La triangulación con el volante central y el enganche era la especialidad de la botinera.
Le preguntaron en qué estaba pensando y salió de la cuevana, la bajó sin problemas, quedó face to face con el último hombre y antes de que lo bloquearan, posteó fuerte para mandarle al fondo de la red social. Después recibió comentarios de todo tipo.
El arquero dijo que son cosas del fútbol, pero pensó que la culpa la tuvo el 2 que no encimó al 9 de los contrarios; el 2 dijo que no hay que dramatizar, pero pensó que la culpa de la dramática derrota la tuvo el 6 que no saltó a cabecear en los centros; el 6 dijo que no hay que andar buscando culpables, pero pensó que la culpa la tuvo el 3 que no apretó al wing derecho de los contrarios; el 3 dijo que no pasó nada, pero pensó que lo que pasó, pasó porque el 4 le dejó tirar un montón de centros al que llegaba por la izquierda; el 8 dijo que un tropezón no es caída, pero pensó que la culpa de la caída estrepitosa la tuvo el 5, que se iba arriba y dejaba huecos a sus espaldas; el 5 dijo que fue un partido raro, pero pensó que no sería raro que siguieran perdiendo si el 10 continuaba con sus pisadas caprichosas; el 10 dijo que lo bueno fue que tuvieron algunas situaciones de gol, pero pensó que la culpa la tuvo el 9, que no aprovechó ni una sola de las situaciones de gol que tuvo; el 9 dijo que está todo bien, pero pensó que todo iba a seguir estando mal si continuaba jugando el 7; el 7 dijo que la hinchada tenía que ser paciente, pero pensó que la paciencia se le había agotado viendo cómo el 11 se metía siempre en offside; el 11 dijo que había que tomar la derrota sin desesperarse, pero pensó que era desesperante ver que el arquero no tiene manos, y el arquero repitió: son cosas del fútbol.

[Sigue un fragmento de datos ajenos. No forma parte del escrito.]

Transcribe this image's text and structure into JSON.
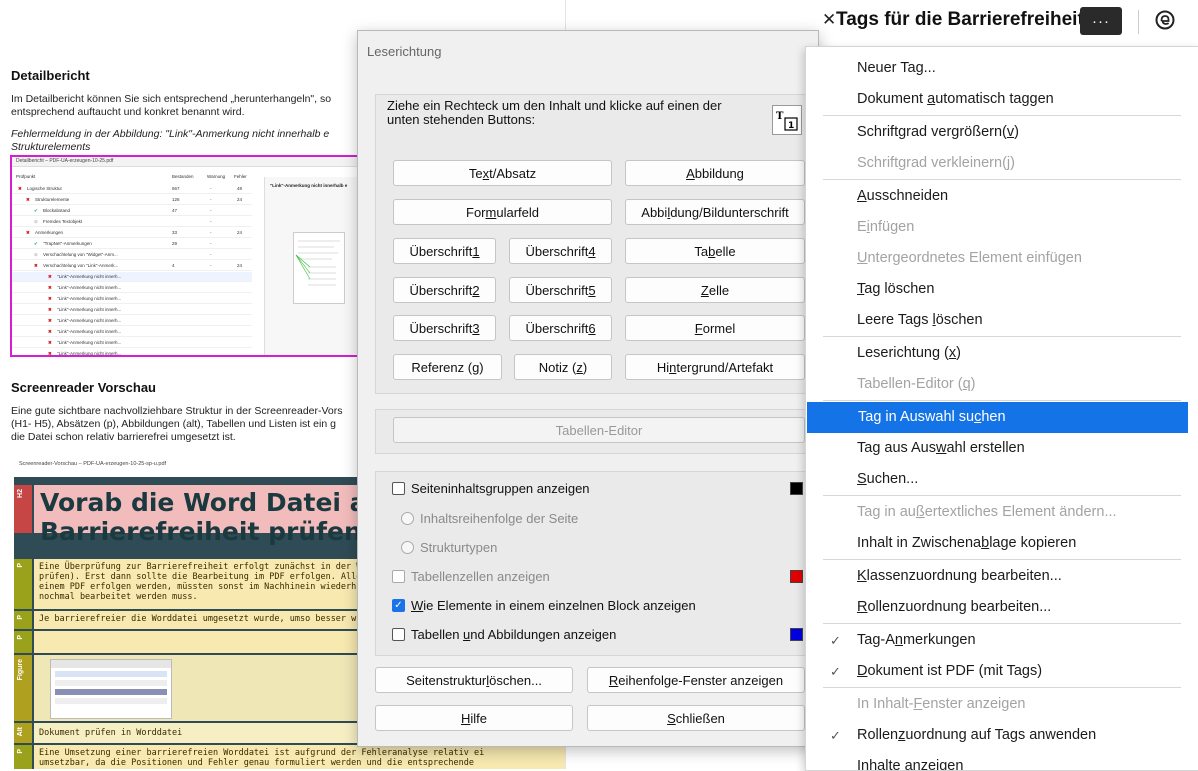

Juegan en el pasillo con una plastiball padre e hijo. A doce goles juegan. El pibe, que tiene cuatro años, saca ventajas. Cuatro, cinco a cero. El padre reacciona, pasa a ganar seis a cinco, el pibe redobla el esfuerzo y con amor propio se pone diez a ocho, parece que la cosa ya está liquidada, pero el padre estira el partido y pasa a ganar once a diez, el pibe siente que está todo perdido, que el mundo se derrumba, pero mete un chumbazo y empata. El padre tira débil, pero igual al pibe se le escapa y es el gol del triunfo, aunque el mismo padre lo anula. “No vale, fue offside”, dice. El pibe no sabe qué es el offside, pero acata contento la decisión del padre/árbitro. Y en el último tiro manda otro chumbazo que el padre quiere parar, pero de verdad no puede. Doce a once gana el pibe, un resultado que ya se había dado otras veces. Termina el partido y los dos jugadores se abrazan fuerte. Muchos años después, cada vez que hace un gol por el campeonato local o por la Copa, cuando se abraza con sus compañeros, el crack siente que ahí está el padre.

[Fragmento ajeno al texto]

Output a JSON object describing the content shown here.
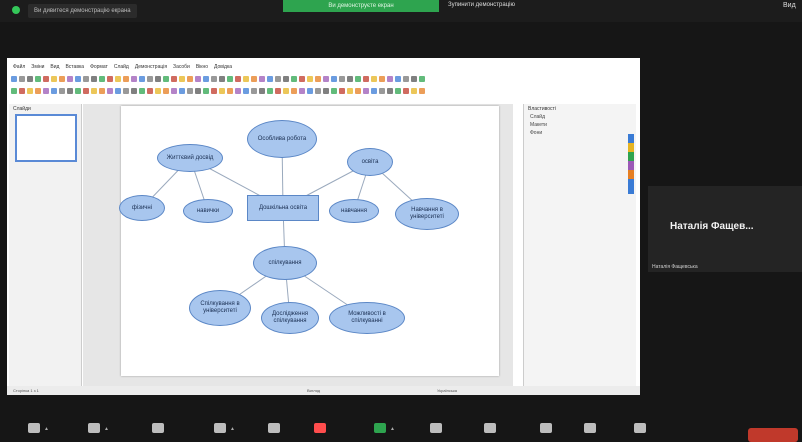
{
  "meeting": {
    "top_notice": "Ви дивитеся демонстрацію екрана",
    "share_banner": "Ви демонструєте екран",
    "stop_share_label": "Зупинити демонстрацію",
    "top_right_label": "Вид"
  },
  "app": {
    "menu": [
      "Файл",
      "Зміни",
      "Вид",
      "Вставка",
      "Формат",
      "Слайд",
      "Демонстрація",
      "Засоби",
      "Вікно",
      "Довідка"
    ],
    "slides_panel_title": "Слайди",
    "sidebar_title": "Властивості",
    "sidebar_items": [
      "Слайд",
      "Макети",
      "Фони"
    ],
    "status_left": "Сторінка 1 з 1",
    "status_middle": "Вигляд",
    "status_right": "Українська"
  },
  "mindmap": {
    "nodes": [
      {
        "id": "center",
        "label": "Дошкільна освіта",
        "shape": "rect"
      },
      {
        "id": "n1",
        "label": "Особлива робота",
        "shape": "ellipse"
      },
      {
        "id": "n2",
        "label": "Життєвий досвід",
        "shape": "ellipse"
      },
      {
        "id": "n3",
        "label": "освіта",
        "shape": "ellipse"
      },
      {
        "id": "n4",
        "label": "фізичні",
        "shape": "ellipse"
      },
      {
        "id": "n5",
        "label": "навички",
        "shape": "ellipse"
      },
      {
        "id": "n6",
        "label": "навчання",
        "shape": "ellipse"
      },
      {
        "id": "n7",
        "label": "Навчання в університеті",
        "shape": "ellipse"
      },
      {
        "id": "n8",
        "label": "спілкування",
        "shape": "ellipse"
      },
      {
        "id": "n9",
        "label": "Спілкування в університеті",
        "shape": "ellipse"
      },
      {
        "id": "n10",
        "label": "Дослідження спілкування",
        "shape": "ellipse"
      },
      {
        "id": "n11",
        "label": "Можливості в спілкуванні",
        "shape": "ellipse"
      }
    ],
    "links": [
      [
        "center",
        "n1"
      ],
      [
        "center",
        "n2"
      ],
      [
        "center",
        "n3"
      ],
      [
        "center",
        "n8"
      ],
      [
        "n2",
        "n4"
      ],
      [
        "n2",
        "n5"
      ],
      [
        "n3",
        "n6"
      ],
      [
        "n3",
        "n7"
      ],
      [
        "n8",
        "n9"
      ],
      [
        "n8",
        "n10"
      ],
      [
        "n8",
        "n11"
      ]
    ]
  },
  "participant": {
    "name": "Наталія Фащев...",
    "label": "Наталія Фащевська"
  },
  "colors": {
    "node_fill": "#a8c6ee",
    "node_border": "#5b87c6",
    "share_green": "#2ea44f",
    "leave_red": "#c0392b"
  }
}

Hasta ahora se venían arreglando con viejas camisas blancas de padres y tíos, con un número escrito con marcador rojo en la espalda, pero llega el tiempo de tener un equipo completo con camisetas. No hay plata. A alguien se le ocurre una solución mágica: una rifa. Cien números. Una canasta con sidra, pan dulce y nueces que el almacenero deja a precio de costo. Se sortea con la grande de Navidad. Diez días después alguien llega con el paquete de las camisetas. Bien colorinche: rojas con rayas finitas amarillas y verdes. Y una amarilla para el arquero. La estrenan un sábado. Es un Sábado de Gloria. Si éste no es el fútbol...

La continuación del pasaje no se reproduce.